Abstract

To quantify the value of active treatment relative to no treatment for Alzheimer’s Disease (AD) apart from specified treatment benefits, tolerability, and adverse-event risks. 1004 older adults in the US completed a web-enabled discrete-choice survey in which they were to suppose that they would develop AD in the future without treatment. Choice tasks presented the option of no treatment or an AD treatment that would extend time with normal memory or time with cognitive impairment prior to developing AD. Treatment benefits were combined with nausea and increased risks of disabling stroke and of death in the first year of treatment. The study design included a dominated-pair validity test where the treatment alternative offered no additional benefit but significant tolerability and serious adverse-event risks. We evaluated the impact of excluding respondents who failed the dominated-pair validity test and those who chose the AD treatment in all 8 questions. A choice model for the full sample with an alternative-specific constant for treatment vs. no treatment was statistically significant (beta=1.16, P=0.036) and a maximum acceptable risk (MAR) of mortality for one more year of normal memory of 13% (CI 9%-17%).
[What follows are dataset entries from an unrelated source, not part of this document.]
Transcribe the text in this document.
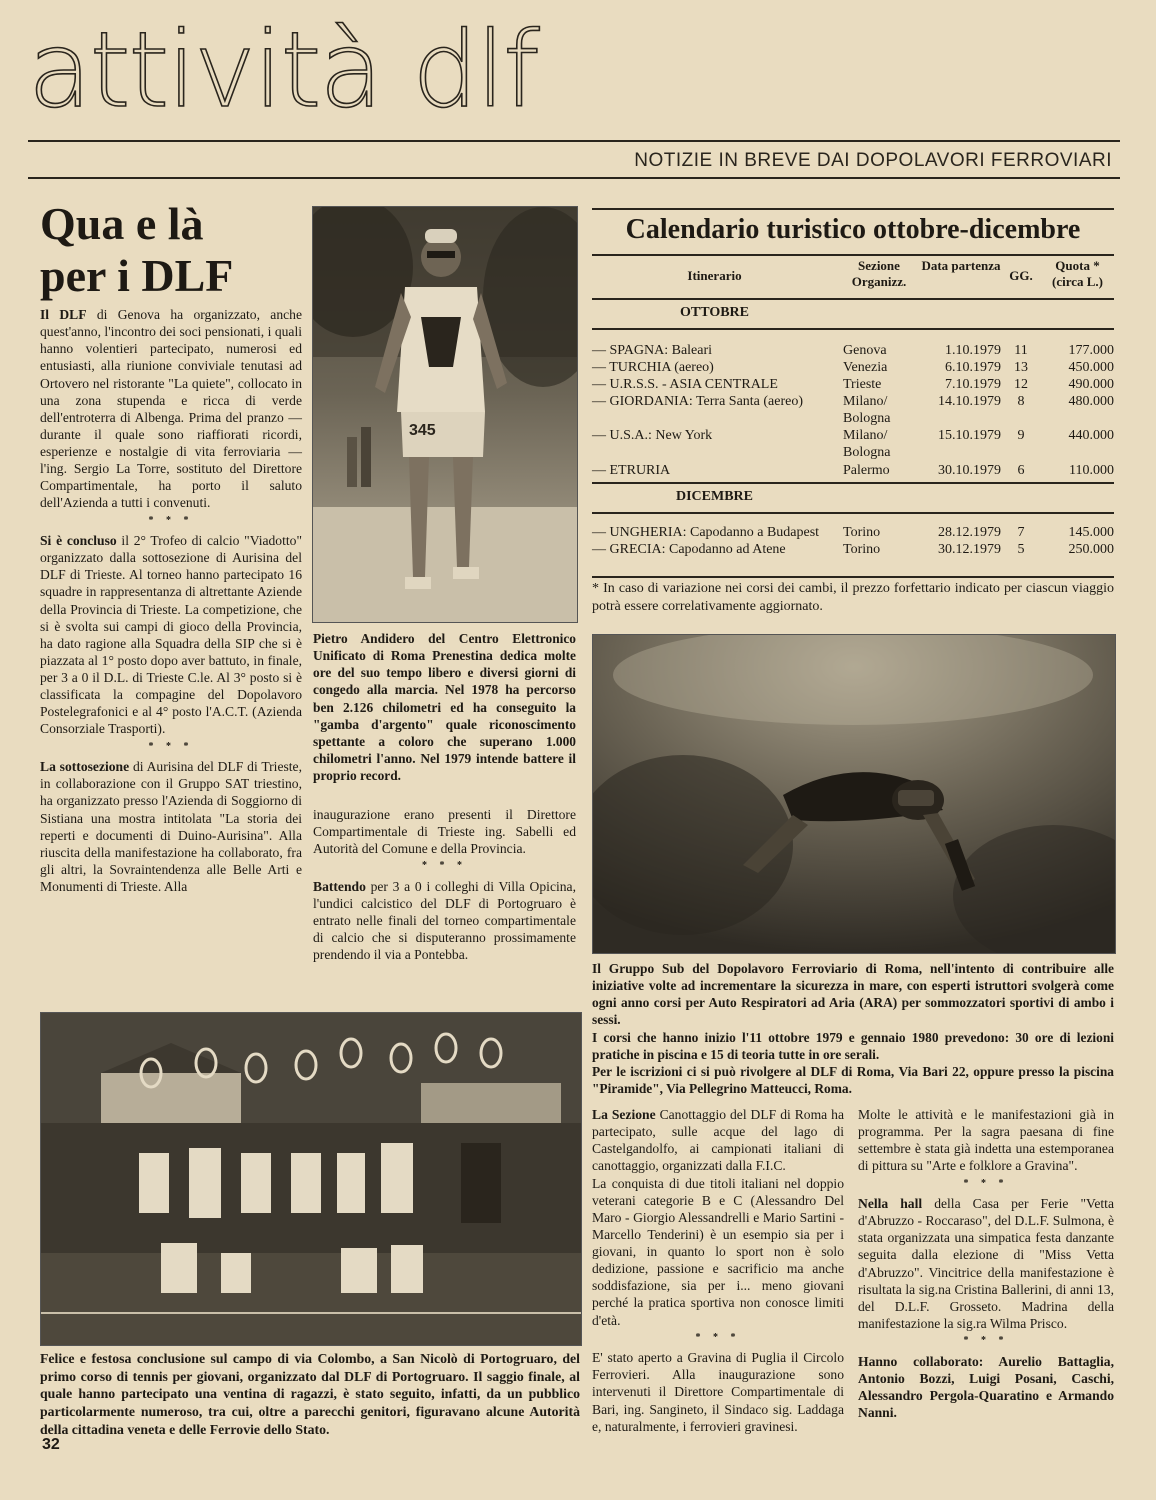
attività dlf
NOTIZIE IN BREVE DAI DOPOLAVORI FERROVIARI
Qua e là
per i DLF

Il DLF di Genova ha organizzato, anche quest'anno, l'incontro dei soci pensionati, i quali hanno volentieri partecipato, numerosi ed entusiasti, alla riunione conviviale tenutasi ad Ortovero nel ristorante "La quiete", collocato in una zona stupenda e ricca di verde dell'entroterra di Albenga. Prima del pranzo — durante il quale sono riaffiorati ricordi, esperienze e nostalgie di vita ferroviaria — l'ing. Sergio La Torre, sostituto del Direttore Compartimentale, ha porto il saluto dell'Azienda a tutti i convenuti.

* * *

Si è concluso il 2° Trofeo di calcio "Viadotto" organizzato dalla sottosezione di Aurisina del DLF di Trieste. Al torneo hanno partecipato 16 squadre in rappresentanza di altrettante Aziende della Provincia di Trieste. La competizione, che si è svolta sui campi di gioco della Provincia, ha dato ragione alla Squadra della SIP che si è piazzata al 1° posto dopo aver battuto, in finale, per 3 a 0 il D.L. di Trieste C.le. Al 3° posto si è classificata la compagine del Dopolavoro Postelegrafonici e al 4° posto l'A.C.T. (Azienda Consorziale Trasporti).

* * *

La sottosezione di Aurisina del DLF di Trieste, in collaborazione con il Gruppo SAT triestino, ha organizzato presso l'Azienda di Soggiorno di Sistiana una mostra intitolata "La storia dei reperti e documenti di Duino-Aurisina". Alla riuscita della manifestazione ha collaborato, fra gli altri, la Sovraintendenza alle Belle Arti e Monumenti di Trieste. Alla

345
Pietro Andidero del Centro Elettronico Unificato di Roma Prenestina dedica molte ore del suo tempo libero e diversi giorni di congedo alla marcia. Nel 1978 ha percorso ben 2.126 chilometri ed ha conseguito la "gamba d'argento" quale riconoscimento spettante a coloro che superano 1.000 chilometri l'anno. Nel 1979 intende battere il proprio record.

inaugurazione erano presenti il Direttore Compartimentale di Trieste ing. Sabelli ed Autorità del Comune e della Provincia.

* * *

Battendo per 3 a 0 i colleghi di Villa Opicina, l'undici calcistico del DLF di Portogruaro è entrato nelle finali del torneo compartimentale di calcio che si disputeranno prossimamente prendendo il via a Pontebba.

Calendario turistico ottobre-dicembre
Itinerario	Sezione Organizz.	Data partenza	GG.	Quota * (circa L.)
OTTOBRE
— SPAGNA: Baleari	Genova	1.10.1979	11	177.000
— TURCHIA (aereo)	Venezia	6.10.1979	13	450.000
— U.R.S.S. - ASIA CENTRALE	Trieste	7.10.1979	12	490.000
— GIORDANIA: Terra Santa (aereo)	Milano/ Bologna	14.10.1979	8	480.000
— U.S.A.: New York	Milano/ Bologna	15.10.1979	9	440.000
— ETRURIA	Palermo	30.10.1979	6	110.000
DICEMBRE
— UNGHERIA: Capodanno a Budapest	Torino	28.12.1979	7	145.000
— GRECIA: Capodanno ad Atene	Torino	30.12.1979	5	250.000
* In caso di variazione nei corsi dei cambi, il prezzo forfettario indicato per ciascun viaggio potrà essere correlativamente aggiornato.
Il Gruppo Sub del Dopolavoro Ferroviario di Roma, nell'intento di contribuire alle iniziative volte ad incrementare la sicurezza in mare, con esperti istruttori svolgerà come ogni anno corsi per Auto Respiratori ad Aria (ARA) per sommozzatori sportivi di ambo i sessi.
I corsi che hanno inizio l'11 ottobre 1979 e gennaio 1980 prevedono: 30 ore di lezioni pratiche in piscina e 15 di teoria tutte in ore serali.
Per le iscrizioni ci si può rivolgere al DLF di Roma, Via Bari 22, oppure presso la piscina "Piramide", Via Pellegrino Matteucci, Roma.
Felice e festosa conclusione sul campo di via Colombo, a San Nicolò di Portogruaro, del primo corso di tennis per giovani, organizzato dal DLF di Portogruaro. Il saggio finale, al quale hanno partecipato una ventina di ragazzi, è stato seguito, infatti, da un pubblico particolarmente numeroso, tra cui, oltre a parecchi genitori, figuravano alcune Autorità della cittadina veneta e delle Ferrovie dello Stato.

La Sezione Canottaggio del DLF di Roma ha partecipato, sulle acque del lago di Castelgandolfo, ai campionati italiani di canottaggio, organizzati dalla F.I.C.

La conquista di due titoli italiani nel doppio veterani categorie B e C (Alessandro Del Maro - Giorgio Alessandrelli e Mario Sartini - Marcello Tenderini) è un esempio sia per i giovani, in quanto lo sport non è solo dedizione, passione e sacrificio ma anche soddisfazione, sia per i... meno giovani perché la pratica sportiva non conosce limiti d'età.

* * *

E' stato aperto a Gravina di Puglia il Circolo Ferrovieri. Alla inaugurazione sono intervenuti il Direttore Compartimentale di Bari, ing. Sangineto, il Sindaco sig. Laddaga e, naturalmente, i ferrovieri gravinesi.

Molte le attività e le manifestazioni già in programma. Per la sagra paesana di fine settembre è stata già indetta una estemporanea di pittura su "Arte e folklore a Gravina".

* * *

Nella hall della Casa per Ferie "Vetta d'Abruzzo - Roccaraso", del D.L.F. Sulmona, è stata organizzata una simpatica festa danzante seguita dalla elezione di "Miss Vetta d'Abruzzo". Vincitrice della manifestazione è risultata la sig.na Cristina Ballerini, di anni 13, del D.L.F. Grosseto. Madrina della manifestazione la sig.ra Wilma Prisco.

* * *

Hanno collaborato: Aurelio Battaglia, Antonio Bozzi, Luigi Posani, Caschi, Alessandro Pergola-Quaratino e Armando Nanni.

32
A surprising 30% of respondents chose the treatment alternative in the dominated-pair validity test. Excluding these respondents and/or respondents who always chose the treatment alternative eliminated the significant label effect and reduced the MAR by about half. Thus, the value of AD treatment, regardless of efficacy or side effects, is equivalent on average to reducing acceptable treatment risk by about 6%. Patients faced with a terminal condition often are hopeful that treatments that offer little benefit to the average patient will work better in their case. We found significant evidence of this “value of hope” in this study of treatments to delay onset of AD symptoms.